PARIS — Germany’s TanDEM-X radar Earth observation satellite was successfully launched June 21 aboard a Russian-Ukrainian Dnepr rocket and is expected to enter service in early 2011 alongside the TerraSAR-X satellite already in orbit to provide 3-D digital terrain models of the Earth’s entire landmass.

Officials from the German Aerospace Center, DLR, which webcast the launch from the Russian-run Baikonur Cosmodrome in Kazakhstan, said the satellite had sent its first signals and was healthy in orbit.

The 1,340-kilogram TanDEM-X, like the TerraSAR-X spacecraft launched in June 2007, is the result of a partnership between DLR and Astrium of Germany, whose Infoterra division has the rights to sell the satellites’ imagery products.

TanDEM-X is about a year late in being launched following delays related to the satellite’s construction and to the availability of the Dnepr rocket.
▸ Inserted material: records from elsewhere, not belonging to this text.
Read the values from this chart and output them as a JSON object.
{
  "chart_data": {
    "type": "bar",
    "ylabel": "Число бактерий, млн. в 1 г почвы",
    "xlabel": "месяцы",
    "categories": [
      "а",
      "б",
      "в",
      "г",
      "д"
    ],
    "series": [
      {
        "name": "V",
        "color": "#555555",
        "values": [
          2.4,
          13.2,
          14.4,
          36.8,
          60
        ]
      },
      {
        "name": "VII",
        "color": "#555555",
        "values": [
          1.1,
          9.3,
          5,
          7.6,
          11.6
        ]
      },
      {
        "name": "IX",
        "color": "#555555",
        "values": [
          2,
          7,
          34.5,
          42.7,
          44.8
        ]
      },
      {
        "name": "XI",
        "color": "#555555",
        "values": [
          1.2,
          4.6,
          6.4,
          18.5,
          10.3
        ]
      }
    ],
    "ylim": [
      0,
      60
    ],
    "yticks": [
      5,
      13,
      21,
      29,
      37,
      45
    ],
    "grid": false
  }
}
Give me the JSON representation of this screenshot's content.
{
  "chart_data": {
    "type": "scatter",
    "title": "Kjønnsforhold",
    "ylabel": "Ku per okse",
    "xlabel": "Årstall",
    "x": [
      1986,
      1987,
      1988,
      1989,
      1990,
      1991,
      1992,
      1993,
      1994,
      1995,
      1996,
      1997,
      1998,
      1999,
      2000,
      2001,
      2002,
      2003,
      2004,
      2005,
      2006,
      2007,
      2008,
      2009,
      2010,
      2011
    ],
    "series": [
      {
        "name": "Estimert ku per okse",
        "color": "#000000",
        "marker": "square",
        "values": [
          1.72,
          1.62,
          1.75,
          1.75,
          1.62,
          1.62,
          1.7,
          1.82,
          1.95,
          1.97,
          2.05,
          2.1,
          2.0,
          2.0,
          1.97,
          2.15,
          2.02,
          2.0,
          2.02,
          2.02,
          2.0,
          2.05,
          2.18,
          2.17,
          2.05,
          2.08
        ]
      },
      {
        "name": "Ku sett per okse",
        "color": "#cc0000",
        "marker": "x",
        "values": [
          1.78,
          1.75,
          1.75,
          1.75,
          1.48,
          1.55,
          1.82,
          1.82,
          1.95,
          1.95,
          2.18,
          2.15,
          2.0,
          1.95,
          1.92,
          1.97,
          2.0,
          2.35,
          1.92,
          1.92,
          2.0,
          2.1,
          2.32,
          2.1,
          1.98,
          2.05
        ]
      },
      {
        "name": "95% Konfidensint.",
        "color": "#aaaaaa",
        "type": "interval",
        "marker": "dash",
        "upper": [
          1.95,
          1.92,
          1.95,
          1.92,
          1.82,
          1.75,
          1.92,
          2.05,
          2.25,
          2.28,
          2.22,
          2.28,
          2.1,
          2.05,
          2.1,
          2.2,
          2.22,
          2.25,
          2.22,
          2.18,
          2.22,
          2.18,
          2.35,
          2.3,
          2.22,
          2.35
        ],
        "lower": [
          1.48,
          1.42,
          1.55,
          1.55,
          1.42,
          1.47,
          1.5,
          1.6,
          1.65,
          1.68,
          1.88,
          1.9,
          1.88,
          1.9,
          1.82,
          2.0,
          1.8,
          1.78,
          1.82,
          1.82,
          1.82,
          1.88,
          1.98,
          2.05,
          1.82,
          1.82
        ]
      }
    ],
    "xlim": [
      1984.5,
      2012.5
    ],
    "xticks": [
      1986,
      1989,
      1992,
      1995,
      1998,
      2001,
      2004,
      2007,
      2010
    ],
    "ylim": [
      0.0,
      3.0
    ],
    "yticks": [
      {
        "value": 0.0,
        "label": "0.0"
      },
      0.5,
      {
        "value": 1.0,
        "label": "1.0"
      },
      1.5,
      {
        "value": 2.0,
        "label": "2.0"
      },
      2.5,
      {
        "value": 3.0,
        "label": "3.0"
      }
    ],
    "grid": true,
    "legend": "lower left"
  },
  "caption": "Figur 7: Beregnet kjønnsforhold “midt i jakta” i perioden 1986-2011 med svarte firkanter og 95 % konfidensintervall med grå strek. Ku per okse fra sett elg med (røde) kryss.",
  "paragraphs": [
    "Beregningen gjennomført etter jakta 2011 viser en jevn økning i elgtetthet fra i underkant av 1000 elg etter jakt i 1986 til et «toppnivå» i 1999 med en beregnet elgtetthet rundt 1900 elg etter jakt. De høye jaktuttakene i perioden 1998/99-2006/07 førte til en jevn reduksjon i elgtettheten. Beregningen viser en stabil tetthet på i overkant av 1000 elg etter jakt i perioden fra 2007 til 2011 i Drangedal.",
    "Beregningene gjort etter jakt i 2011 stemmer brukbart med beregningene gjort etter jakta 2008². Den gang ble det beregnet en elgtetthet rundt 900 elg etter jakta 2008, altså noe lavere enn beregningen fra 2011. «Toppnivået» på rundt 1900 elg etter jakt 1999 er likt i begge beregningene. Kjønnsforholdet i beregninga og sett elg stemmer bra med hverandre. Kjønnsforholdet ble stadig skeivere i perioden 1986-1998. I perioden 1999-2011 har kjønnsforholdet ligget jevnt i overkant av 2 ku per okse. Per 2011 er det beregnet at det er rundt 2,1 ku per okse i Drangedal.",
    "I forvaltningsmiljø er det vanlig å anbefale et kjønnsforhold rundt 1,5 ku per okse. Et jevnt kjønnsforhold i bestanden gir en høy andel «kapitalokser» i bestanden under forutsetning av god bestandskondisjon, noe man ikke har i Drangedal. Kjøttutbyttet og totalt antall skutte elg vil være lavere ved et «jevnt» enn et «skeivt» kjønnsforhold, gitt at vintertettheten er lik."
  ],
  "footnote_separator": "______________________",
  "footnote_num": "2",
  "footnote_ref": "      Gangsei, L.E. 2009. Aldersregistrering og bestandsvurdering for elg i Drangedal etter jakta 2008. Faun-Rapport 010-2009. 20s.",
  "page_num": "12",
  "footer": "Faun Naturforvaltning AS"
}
But DLR officials said TerraSAR-X, whose contracted service life was five years in orbit, is healthy enough to operate until 2014, providing three years of tandem operations with TanDEM-X.

DLR officials expect to spend about six months calibrating TanDEM-X. After that, it will join TerraSAR-X in a three-year mission to map the Earth’s entire landmass with a ground resolution of 12 meters and a vertical precision of 2 meters or better.

The resulting product — some 15 terabytes of data covering 150 million square kilometers of territory — will provide what DLR bills as the first global digital elevation model.

The two X-band radar satellites are the latest manifestations of Germany’s long interest in radar Earth observation. A German radar was placed aboard the U.S. space shuttle in 2000 as part of the Shuttle Radar Topography mission that mapped much of the Earth’s area between 60 degrees north and 60 degrees south latitude. Two data sets were produced — one at 90-meter spatial resolution, one at 30 meters — with a vertical precision of between 5 meters and 10 meters.

TerraSAR-X was built for 185 million euros, or $226 million at current exchange rates, with DLR paying 80 percent of the costs and Astrium financing the remaining 20 percent. TanDEM-X, which uses much of the same hardware as TerraSAR-X but is not an exact duplicate, was built for 165 million euros, with DLR paying 75 percent and Astrium the rest. The figures include the launch and operations.

TanDEM-X will operate in the same 514-kilometer polar low Earth orbit as TerraSAR-X, with the two satellites separated by a distance of between 200 meters and several kilometers.

The global digital elevation model data are expected to take about three years to collect and another year to render into usable form, according to DLR. DLR will use the data for scientific and other research purposes, while making the global set available to Friedrichshafen, Germany-based Infoterra.

Infoterra spokeswoman Mareike Doepke said June 21 that because both satellites will be involved in creating the global digital terrain model, Infoterra will not have more conventional radar imagery available to it.

Doepke said Infoterra, part of the Astrium Services company that includes Spot Image of France, which specializes in optical satellite imagery, anticipates a commercial market for the 3-D models once they become available in about four years.

“The commercial potential of the TanDEM-X data set is very promising, even if current forecasts project that only one-third of the data set, or about 50 million square kilometers, is of a true commercial interest,” Doepke said in an e-mailed response to questions. “Infoterra does not expect revenues from elevation models in remote, scarcely populated areas, or areas for which up-to-date elevation models are already available from airborne campaigns. Nevertheless, from the availability of the elevation model in 2013-14, we expect a promising revenue growth potential in the following years.”

Infoterra has not determined how the elevation model data will be priced, choosing to wait to determine the level of quality the market demands.

TanDEM-X’s X-band synthetic aperture radar has three imaging modes. The ScanSAR mode has a 100-kilometer swath width and a 16-meter ground resolution. In StripMap mode, the satellite takes images with a 3-meter ground resolution and a 30-kilometer swath width. The highest-resolution mode, SpotLight, has a 10-kilometer swath width and is capable of distinguishing objects or features as small as 1 meter in diameter.

 

Peter B. de Selding was the Paris bureau chief for SpaceNews.